China, the world’s largest coal consumer and producer, is not giving up on its long-term plans of reducing the share of coal in its overall energy mix and consequent smog and greenhouse gas emissions.
Despite reversing in November some of the restrictions imposed to local coal miners in early 2016 due to a spike in prices for the commodity, Beijing announced late last week it will continue to cut the capacity of its coal mines by 800 million tonnes a year until 2020.
Unveiling the plan’s details, the country’s top economic planner said the goal is to eliminate “outdated” and inefficient coal capacity every year while adding 500m tonnes of “advanced” capacity. The cutbacks will be focused on smaller mines in the north-east, the National Development and Reform Commission (NDRC), according to state-run Xinhua news agency.
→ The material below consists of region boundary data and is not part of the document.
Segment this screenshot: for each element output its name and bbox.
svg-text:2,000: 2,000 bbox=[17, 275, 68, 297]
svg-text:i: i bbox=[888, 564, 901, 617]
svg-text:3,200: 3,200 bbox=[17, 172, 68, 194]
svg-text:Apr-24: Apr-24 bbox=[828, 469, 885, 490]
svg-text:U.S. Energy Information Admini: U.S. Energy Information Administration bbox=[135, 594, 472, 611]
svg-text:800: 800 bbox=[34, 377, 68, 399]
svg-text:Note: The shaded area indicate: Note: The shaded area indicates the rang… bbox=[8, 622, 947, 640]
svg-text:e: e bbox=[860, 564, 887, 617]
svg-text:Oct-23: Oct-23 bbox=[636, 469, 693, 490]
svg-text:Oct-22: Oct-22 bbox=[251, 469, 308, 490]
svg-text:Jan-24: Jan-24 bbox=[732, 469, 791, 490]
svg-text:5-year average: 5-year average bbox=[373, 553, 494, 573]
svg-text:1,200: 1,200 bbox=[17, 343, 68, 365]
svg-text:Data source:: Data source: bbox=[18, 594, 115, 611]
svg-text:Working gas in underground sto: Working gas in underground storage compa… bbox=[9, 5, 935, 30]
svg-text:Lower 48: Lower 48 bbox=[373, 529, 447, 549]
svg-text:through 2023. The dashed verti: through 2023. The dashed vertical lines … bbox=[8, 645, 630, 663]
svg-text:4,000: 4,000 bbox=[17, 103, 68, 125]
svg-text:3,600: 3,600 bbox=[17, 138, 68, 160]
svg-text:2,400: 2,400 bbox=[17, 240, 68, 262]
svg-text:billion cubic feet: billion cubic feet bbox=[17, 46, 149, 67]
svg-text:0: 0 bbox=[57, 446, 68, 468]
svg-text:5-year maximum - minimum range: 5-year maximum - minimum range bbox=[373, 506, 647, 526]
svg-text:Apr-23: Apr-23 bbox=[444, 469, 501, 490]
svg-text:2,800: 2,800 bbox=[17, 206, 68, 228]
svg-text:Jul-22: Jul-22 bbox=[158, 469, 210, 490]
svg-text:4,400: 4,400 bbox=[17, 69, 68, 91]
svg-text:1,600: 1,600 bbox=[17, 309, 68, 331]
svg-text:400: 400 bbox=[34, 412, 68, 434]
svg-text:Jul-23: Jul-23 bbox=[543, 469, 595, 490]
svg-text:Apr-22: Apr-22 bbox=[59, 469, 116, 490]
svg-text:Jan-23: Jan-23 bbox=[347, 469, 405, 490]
Main producers, mostly based on China’s western regions such as Inner Mongolia and Xinjiang, are expected instead to boost supplies. As a result, the NDRC expects total coal output to increase to around 3.9 billion tonnes by 2020, compared to 3.75 billion tonnes in 2015. It also anticipates that the country will burn around 4.1 billion tonnes compared to 3.96 billion tonnes last year — quite a modest growth rate.
The fresh measures come on the heels of an International Energy Agency’s (IEA) report that estimates China’s coal use is likely to have peaked in 2013.
Coal generated 84% of all electricity in Asia’s richest economy in 2014, but the IEA’s forecasts that figure will drop down to about 54% in 2040.
Beijing has also made public its intention of modernizing its coal-fired power plants by 2020 in an effort to cut “polluting” emissions by 60%. The government also aims to add over 20 million kilowatts of installed wind power and more than 15 million kilowatts of installed photovoltaic power by the end of the decade.